Hello everyone! It’s truly an honor to share my story with others battling HAE. I hope this blog encourages you to believe in yourself and keep searching for ways to steer your ship through the difficulties HAE sometimes creates.
My life with HAE has been like sailing through stormy seas. At times, it’s tremendously lonely navigating the dark waters of uncertainty, misunderstanding and helplessness. My father, who’s my hero and shares my passion for metaphors, has always encouraged me to use this sailing imagery. He’d reassure me that I could make it over each wave of pain. I simply had to be true to my course, stay strong, and keep moving forward.
Before I was diagnosed with HAE, it seemed like I was struggling in turbulent seas. My first attack came around sixth grade [Note that FIRAZYR® (icatibant injection) is only indicated for adults 18 years of age and older with HAE. It is not known if FIRAZYR is safe or effective for children under 18 years of age.] I went from having a life that I considered to be completely perfect, to having horrific attacks of abdominal pain. I remember curling up in a ball on the couch and being afraid I was going to die. It was six years before I was finally diagnosed.
I fought with everything I had to continue to sail my ship and maintain a normal life. But putting on a brave face was exhausting. I couldn’t even spend the night at a friend’s house for fear of an attack.

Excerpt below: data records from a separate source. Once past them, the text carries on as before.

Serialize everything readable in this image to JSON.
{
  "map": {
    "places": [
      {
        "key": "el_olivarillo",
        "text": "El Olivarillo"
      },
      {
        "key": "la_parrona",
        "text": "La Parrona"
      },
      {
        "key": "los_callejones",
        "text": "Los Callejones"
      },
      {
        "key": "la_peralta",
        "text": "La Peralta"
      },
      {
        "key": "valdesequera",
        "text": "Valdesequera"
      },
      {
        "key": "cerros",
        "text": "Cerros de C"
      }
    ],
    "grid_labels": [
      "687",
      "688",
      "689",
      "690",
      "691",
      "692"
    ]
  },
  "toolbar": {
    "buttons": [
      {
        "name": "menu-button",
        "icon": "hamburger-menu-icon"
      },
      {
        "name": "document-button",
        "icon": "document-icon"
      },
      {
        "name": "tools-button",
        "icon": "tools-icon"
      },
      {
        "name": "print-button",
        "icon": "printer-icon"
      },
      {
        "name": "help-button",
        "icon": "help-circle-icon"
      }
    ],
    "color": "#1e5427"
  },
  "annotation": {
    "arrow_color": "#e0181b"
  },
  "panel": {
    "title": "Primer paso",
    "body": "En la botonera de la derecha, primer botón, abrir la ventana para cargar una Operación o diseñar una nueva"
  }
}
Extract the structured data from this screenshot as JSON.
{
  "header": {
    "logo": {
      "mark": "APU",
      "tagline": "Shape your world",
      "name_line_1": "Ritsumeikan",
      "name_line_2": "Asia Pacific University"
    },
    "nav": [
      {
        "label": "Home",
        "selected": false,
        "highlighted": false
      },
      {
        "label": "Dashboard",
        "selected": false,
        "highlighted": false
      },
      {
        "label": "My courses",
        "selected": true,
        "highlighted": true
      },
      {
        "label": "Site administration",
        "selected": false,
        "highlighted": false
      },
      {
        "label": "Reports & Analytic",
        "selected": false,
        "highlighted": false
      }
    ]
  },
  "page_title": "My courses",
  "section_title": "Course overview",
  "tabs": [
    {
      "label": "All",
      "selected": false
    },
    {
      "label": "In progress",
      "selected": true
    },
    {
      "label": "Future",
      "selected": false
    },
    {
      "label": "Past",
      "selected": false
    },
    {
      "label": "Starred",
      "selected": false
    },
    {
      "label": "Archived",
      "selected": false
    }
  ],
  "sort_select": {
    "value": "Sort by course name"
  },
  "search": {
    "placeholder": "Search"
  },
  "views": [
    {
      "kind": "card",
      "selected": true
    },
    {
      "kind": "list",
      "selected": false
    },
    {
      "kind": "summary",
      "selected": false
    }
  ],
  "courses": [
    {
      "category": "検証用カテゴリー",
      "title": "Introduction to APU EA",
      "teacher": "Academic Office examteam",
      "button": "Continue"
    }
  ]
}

I’d seen so many doctors, I didn’t think anyone would be able to figure out what was wrong with me. As I carried my stack of notes and files to a new doctor’s office, I believed he’d never take the time to review them. To my surprise, he did. He was compassionate and understanding and he pored over my notes.
Incredibly, he called me that same day to tell me he’d ordered a blood draw to check for HAE. I ran to the computer to look up HAE; reading about the symptoms was like reading my biography. And, sure enough, the next time I walked into his office, he confirmed my HAE diagnosis. Finally, “it" had a name! My symptoms were real, and I’d never been crazy. My nightmare of not knowing what I had was over.
I was referred to a sweet, hilarious, and caring immunologist who is as passionate as I am about life. A physician experienced in HAE, he and his team work tirelessly for me. Now I have an experienced crew on my boat! I found a doctor who not only listens, but really understands HAE.
With the support of my family and "crew", I can do a better job of steering my ship. The seas still get stormy, but I want others with HAE to know that they are not alone. It’s crucial that we empower ourselves with information and never stop fighting—because you never know what will come in the next journey.